First, the ALJ found that Plaintiff's ex-wife's testimony was not fully credible because it was contradicted by other evidence in the record. For instance, the ALJ noted that Ms. Rey testified that Plaintiff had at least seven grand mal seizures in 2008 but the medical records show that Plaintiff reported having only one seizure in 2008. (AR 354, 470.) Similarly, the ALJ noted that Ms. Rey's testimony that Plaintiff had three petit mal seizures per week was contradicted by Plaintiff's own report in March 2010 to the San Manuel Clinic that he had not had any seizures in a year. (AR 354, 487-488.) As discussed above with respect to Plaintiff's testimony, inconsistencies between Ms. Rey's testimony and other statements in the record is a legitimate reason for the ALJ to discredit her testimony.

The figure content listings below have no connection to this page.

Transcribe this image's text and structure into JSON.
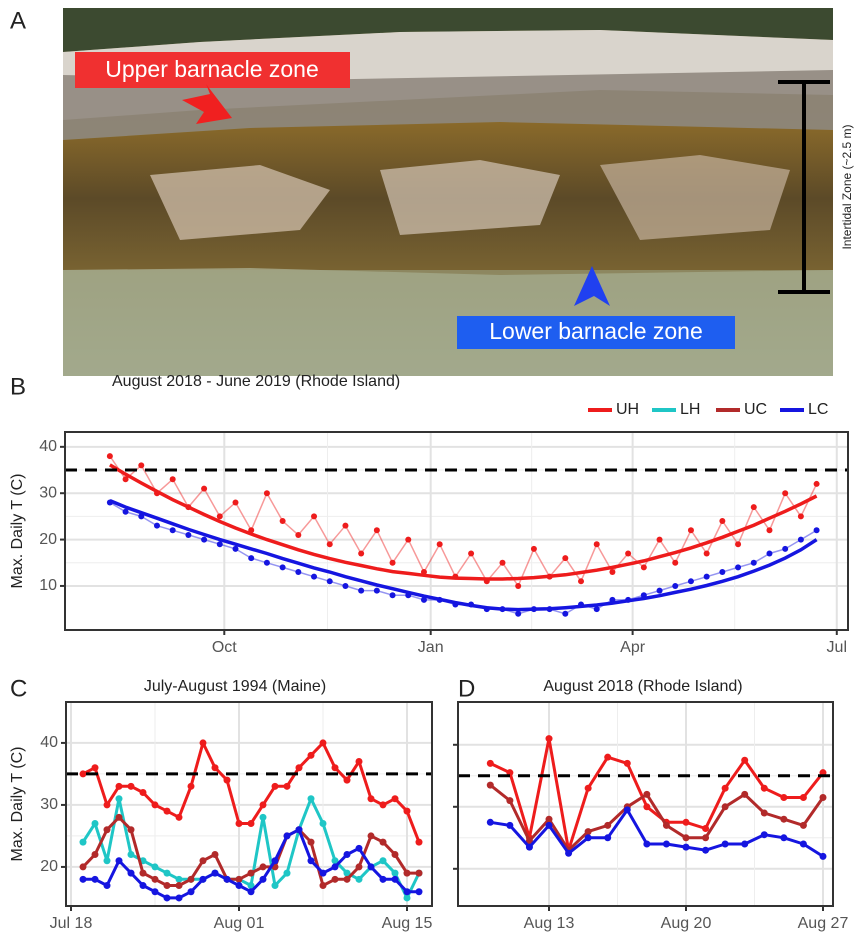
{
  "photo": {
    "panel": "A",
    "upper_label": "Upper barnacle zone",
    "lower_label": "Lower barnacle zone",
    "scale_label": "Intertidal Zone (~2.5 m)"
  },
  "chart_data": [
    {
      "type": "line",
      "panel": "B",
      "title": "August 2018 - June 2019 (Rhode Island)",
      "ylabel": "Max. Daily T (C)",
      "x": [
        10,
        17,
        24,
        31,
        38,
        45,
        52,
        59,
        66,
        73,
        80,
        87,
        94,
        101,
        108,
        115,
        122,
        129,
        136,
        143,
        150,
        157,
        164,
        171,
        178,
        185,
        192,
        199,
        206,
        213,
        220,
        227,
        234,
        241,
        248,
        255,
        262,
        269,
        276,
        283,
        290,
        297,
        304,
        311,
        318,
        325
      ],
      "xlim": [
        -10,
        339
      ],
      "xticks": [
        {
          "value": 61,
          "label": "Oct"
        },
        {
          "value": 153,
          "label": "Jan"
        },
        {
          "value": 243,
          "label": "Apr"
        },
        {
          "value": 334,
          "label": "Jul"
        }
      ],
      "ylim": [
        0.5,
        43.2
      ],
      "yticks": [
        10,
        20,
        30,
        40
      ],
      "grid": true,
      "threshold": 35,
      "legend": [
        {
          "name": "UH",
          "color": "#ee1c1c"
        },
        {
          "name": "LH",
          "color": "#1fc6c6"
        },
        {
          "name": "UC",
          "color": "#b22a2a"
        },
        {
          "name": "LC",
          "color": "#1515e0"
        }
      ],
      "series": [
        {
          "color": "#ee1c1c",
          "values": [
            38,
            33,
            36,
            30,
            33,
            27,
            31,
            25,
            28,
            22,
            30,
            24,
            21,
            25,
            19,
            23,
            17,
            22,
            15,
            20,
            13,
            19,
            12,
            17,
            11,
            15,
            10,
            18,
            12,
            16,
            11,
            19,
            13,
            17,
            14,
            20,
            15,
            22,
            17,
            24,
            19,
            27,
            22,
            30,
            25,
            32
          ],
          "trend": [
            36.1,
            34.1,
            32.2,
            30.4,
            28.6,
            27.0,
            25.4,
            23.9,
            22.5,
            21.2,
            20.0,
            18.9,
            17.8,
            16.8,
            15.9,
            15.1,
            14.4,
            13.7,
            13.1,
            12.7,
            12.3,
            11.9,
            11.7,
            11.6,
            11.5,
            11.5,
            11.6,
            11.8,
            12.1,
            12.4,
            12.9,
            13.4,
            14.0,
            14.7,
            15.4,
            16.3,
            17.2,
            18.2,
            19.3,
            20.5,
            21.8,
            23.1,
            24.6,
            26.1,
            27.7,
            29.4
          ]
        },
        {
          "color": "#1515e0",
          "values": [
            28,
            26,
            25,
            23,
            22,
            21,
            20,
            19,
            18,
            16,
            15,
            14,
            13,
            12,
            11,
            10,
            9,
            9,
            8,
            8,
            7,
            7,
            6,
            6,
            5,
            5,
            4,
            5,
            5,
            4,
            6,
            5,
            7,
            7,
            8,
            9,
            10,
            11,
            12,
            13,
            14,
            15,
            17,
            18,
            20,
            22
          ],
          "trend": [
            28.4,
            27.0,
            25.8,
            24.6,
            23.4,
            22.2,
            21.1,
            20.0,
            19.0,
            18.0,
            17.0,
            15.9,
            14.9,
            13.9,
            13.0,
            12.0,
            11.1,
            10.2,
            9.4,
            8.6,
            7.8,
            7.1,
            6.4,
            5.8,
            5.3,
            5.0,
            4.9,
            5.0,
            5.1,
            5.3,
            5.6,
            5.9,
            6.3,
            6.8,
            7.3,
            7.9,
            8.6,
            9.3,
            10.1,
            11.0,
            12.0,
            13.2,
            14.5,
            16.0,
            17.8,
            20.0
          ]
        }
      ]
    },
    {
      "type": "line",
      "panel": "C",
      "title": "July-August 1994 (Maine)",
      "ylabel": "Max. Daily T (C)",
      "categories": [
        "Jul 18",
        null,
        null,
        null,
        null,
        null,
        null,
        null,
        null,
        null,
        null,
        null,
        null,
        null,
        "Aug 01",
        null,
        null,
        null,
        null,
        null,
        null,
        null,
        null,
        null,
        null,
        null,
        null,
        null,
        "Aug 15",
        null
      ],
      "ylim": [
        13.7,
        46.6
      ],
      "yticks": [
        20,
        30,
        40
      ],
      "grid": true,
      "threshold": 35,
      "series": [
        {
          "color": "#ee1c1c",
          "values": [
            null,
            35,
            36,
            30,
            33,
            33,
            32,
            30,
            29,
            28,
            33,
            40,
            36,
            34,
            27,
            27,
            30,
            33,
            33,
            36,
            38,
            40,
            36,
            34,
            37,
            31,
            30,
            31,
            29,
            24
          ]
        },
        {
          "color": "#1fc6c6",
          "values": [
            null,
            24,
            27,
            21,
            31,
            22,
            21,
            20,
            19,
            18,
            18,
            18,
            19,
            18,
            18,
            17,
            28,
            17,
            19,
            26,
            31,
            27,
            21,
            19,
            18,
            20,
            21,
            19,
            15,
            19
          ]
        },
        {
          "color": "#b22a2a",
          "values": [
            null,
            20,
            22,
            26,
            28,
            26,
            19,
            18,
            17,
            17,
            18,
            21,
            22,
            18,
            18,
            19,
            20,
            20,
            25,
            26,
            24,
            17,
            18,
            18,
            20,
            25,
            24,
            22,
            19,
            19
          ]
        },
        {
          "color": "#1515e0",
          "values": [
            null,
            18,
            18,
            17,
            21,
            19,
            17,
            16,
            15,
            15,
            16,
            18,
            19,
            18,
            17,
            16,
            18,
            21,
            25,
            26,
            21,
            19,
            20,
            22,
            23,
            20,
            18,
            18,
            16,
            16
          ]
        }
      ]
    },
    {
      "type": "line",
      "panel": "D",
      "title": "August 2018 (Rhode Island)",
      "categories": [
        null,
        null,
        null,
        "Aug 13",
        null,
        null,
        null,
        null,
        null,
        null,
        "Aug 20",
        null,
        null,
        null,
        null,
        null,
        null,
        "Aug 27"
      ],
      "ylim": [
        14.0,
        46.9
      ],
      "yticks": [
        20,
        30,
        40
      ],
      "ytick_labels": false,
      "grid": true,
      "threshold": 35,
      "series": [
        {
          "color": "#ee1c1c",
          "values": [
            37,
            35.5,
            25,
            41,
            23,
            33,
            38,
            37,
            30,
            27.5,
            27.5,
            26.5,
            33,
            37.5,
            33,
            31.5,
            31.5,
            35.5
          ]
        },
        {
          "color": "#b22a2a",
          "values": [
            33.5,
            31,
            24.5,
            28,
            23,
            26,
            27,
            30,
            32,
            27,
            25,
            25,
            30,
            32,
            29,
            28,
            27,
            31.5
          ]
        },
        {
          "color": "#1515e0",
          "values": [
            27.5,
            27,
            23.5,
            27,
            22.5,
            25,
            25,
            29.5,
            24,
            24,
            23.5,
            23,
            24,
            24,
            25.5,
            25,
            24,
            22
          ]
        }
      ]
    }
  ]
}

The ALJ also declined to give great weight to Ms. Rey's testimony because it conflicted with the medical evidence. The ALJ noted that, although Ms. Rey testified that Plaintiff had chronic arm tremors, needed assistance with basic hygiene and was confused and in pain for a week after a seizure, there is no evidence that any of these symptoms were reported to Plaintiff's health care providers. The ALJ may discount lay testimony if it conflicts with medical evidence. Lewis, 236 F.3d at 511.

The ALJ's credibility determination regarding Plaintiff's ex-wife's testimony was supported by substantial evidence in the record Accordingly, Plaintiff is not entitled to relief on this claim.

IV. Conclusion

For the reasons stated above, the decision of the Social Security Commissioner is AFFIRMED.